Periodic Reporting for period 1 - SPEARS (Skill Performance Estimation from cARdiac Signals)
Período documentado: 2024-01-01 hasta 2025-06-30
The scientific literature shows that users’ cognitive and physical states (ex : Stress, mental workload or fatigue) are reflected in their cardiac signals (CS). The development of consumer grade smartwatches (~220 millions users worldwide) embedding CS sensors allows such measures to be used globally. Most endurance sports athletes also wear CS sensors in smartwatches or chest belts. Thus, SPEARS proposes to use CS measured using smartwatches or chest belts, for cognitive and/or physical states estimation, to provide users with optimal training. Such apps could predict their users’ cognitive and/or physical performance from their CS to evaluate their capacity and adapt the subsequent training exercises accordingly. This should enable optimal cognitive and/or sport training, improving users’ education, cognitive and physical skills, and health. We notably explore such an industrial application with the Flit Sport company, commercializing an Artificial Intelligence (AI)-based app, FlitCoach, to prescribe individual training plans for runners.
We first implemented existing algorithms to estimate endurance athletes’ performances, i.e. CPW and W’ balance algorithms – based on runners’ speed, and assessed them on FlitSport’s runners database. We used the critical speed as metric of athletes’ performances, which is a threshold on the running speed below which a runner can theoretically run without stopping. We aimed at estimating and predicting this performance metric precisely.
The first algorithm (CPW) – considered the gold standard - can estimate a runner’s critical speed, but requires data from numerous (months of) exercises from that runner to do so and often underestimate the runners’ performance. Thus, it is not suitable to estimate performance from few data, nor to predict short term future performance, which is required for personalization, as proposed in FlitCoach. We thus proposed the CPW’ balance algorithm, combining CPW and the W’ balance algorithm. W’ balance tracks the expenditure of energy during an exercise, estimated from the runner’s speed. CPW’ balance can provide an estimate for the critical speed of a runner with substantially less data, typically from 3 weeks of data only. Its estimation performances, in terms of a mean squared error (MSE - difference with the CPW ground truth – the lower the better) is 0.28.
Then we proposed a 3rd algorithm based on Riemannian geometry AI, using the runners’ CS. It uses as input a representation of specific running exercises as covariance matrices, integrating CS and running data. Here, the heart rate (BPM, beat per minutes ) was estimated from runners’ smart watches or cardiac belts. Using this new approach, the critical speed can be estimated robustly with the data of a short period of exercises only. It proved very robust, reaching an MSE of around 0.13 only.
The last and main goal for physical performance prediction, was to predict the runner’s performance in the distant future (~6 months in the future), to prepare a competition. A model to do so is available in literature, the Banister model, but fitting its parameters works fine only for some runners but absolutely not for others. Moreover, this model is not very good at predicting performances in a far future, with an MSE of 0.34. Thus, we developed a new approach using AI taking as input the volume of training for the last month and predicting the critical speed for the next month. Thus, if the runner knows his/her planned training volume for each coming month, his/her performance can be predicted in a far future. Moreover, contrary to the Banister model, our new AI model does not require to be trained and fit on each runner’s data, it works across runners, and can thus predict performance for a new runner without data from that runner. This makes it more applicable in practice. It also proved very robust, with an MSE of around 0.05 only.
We also conducted pilot work on cognitive performance prediction. To do so, we had a user perform the so-called N-back tasks. With an N-back task, letters are displayed on screen one by one, and the user is required to identify if the current letter is the same as the letter N characters before. The user was wearing a consumer grade cardiac belt to record BPM. Then, an AI classifier was used to predict the cognitive performance of the user from BPM features, i.e. how well he successfully identified the letters. Our preliminary results suggest that CS can be used to predict – to some extent - success or failure at these cognitive tasks, with a classification accuracy of 62%.

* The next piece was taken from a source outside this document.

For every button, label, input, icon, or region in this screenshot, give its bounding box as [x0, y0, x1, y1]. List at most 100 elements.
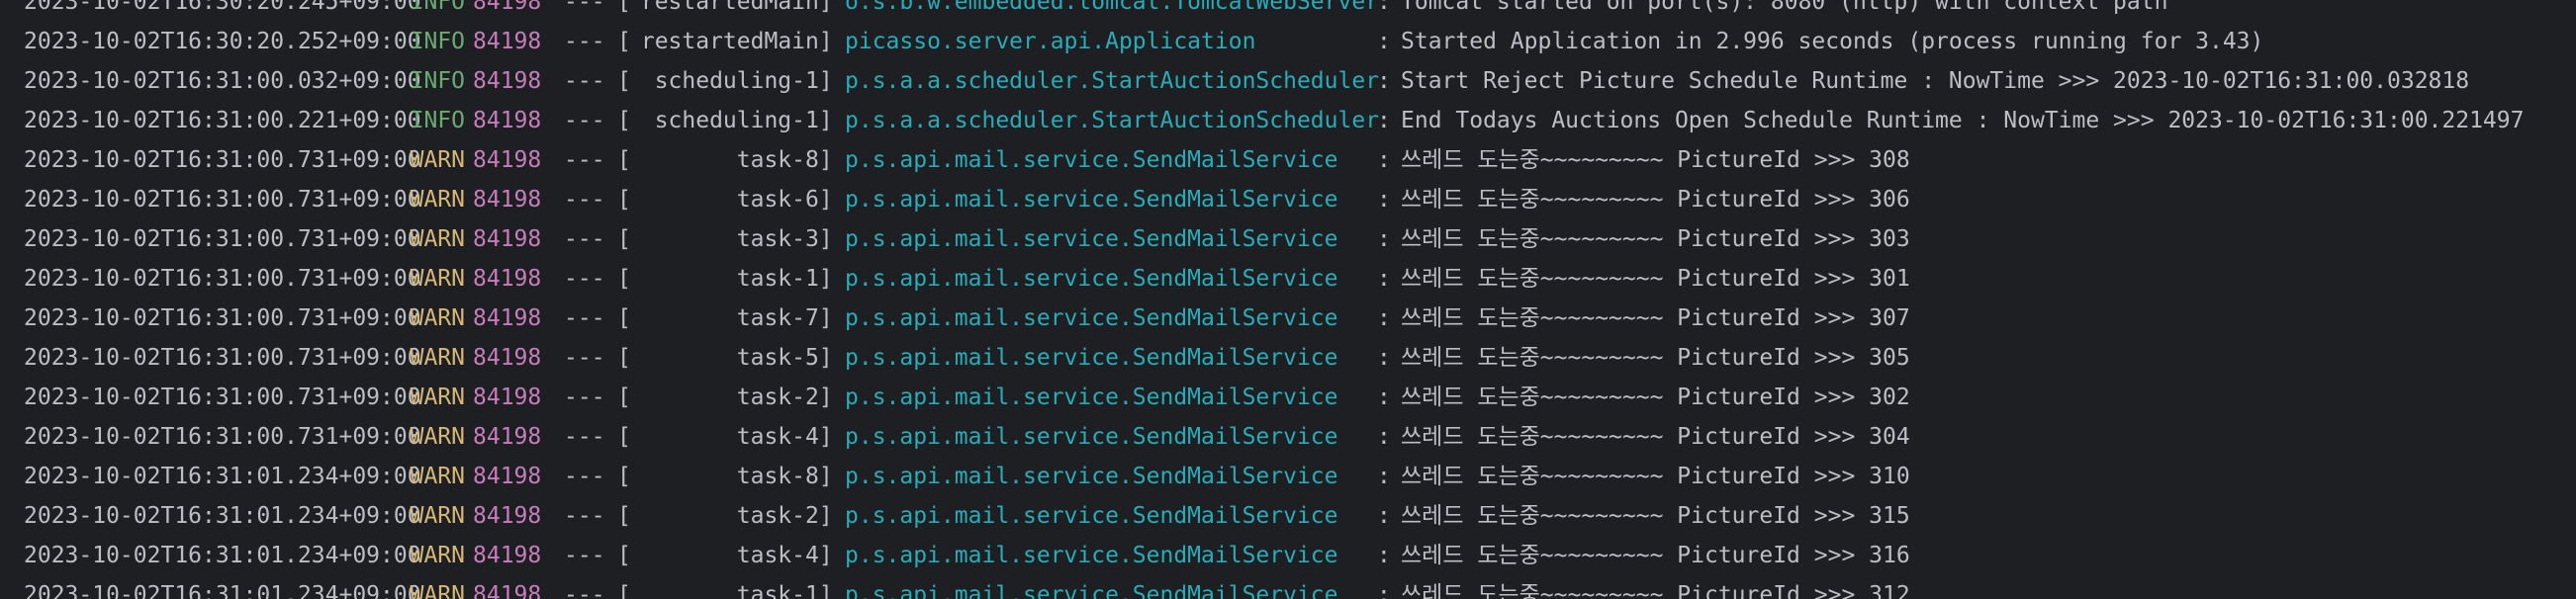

Our Riemannian algorithm using CS requires a minimal amount of training data, can estimate performance from a short period of running exercises (when the stat-of-the-art requires months of exercises), and very robustly so (MSE around 0.13).
Our algorithm to predict performance in a far future outperforms the state-of-the-art, requiring few training data and being very accurate (MSE around 0.05 VS an MSE of 0.34 for the state-of-the-art Banister model). Moreover, it works across athletes, not requiring a new calibration for each new runner like the Banister model. This makes is much more practical, enabling long-term predictions for a new runner without data from that runner.
For better assessing and improving these models, more tests in real time, in FlitCoach, with various new runners’ profiles are required. They are currently between tested internally on FlitSport new runners’ data, on real use cases. If their robustness is confirmed with these tests, they could be transferred to FlitSport.
Regarding the cognitive performance estimation and prediction, the results are more at an exploratory stage, requiring further research and evaluation first.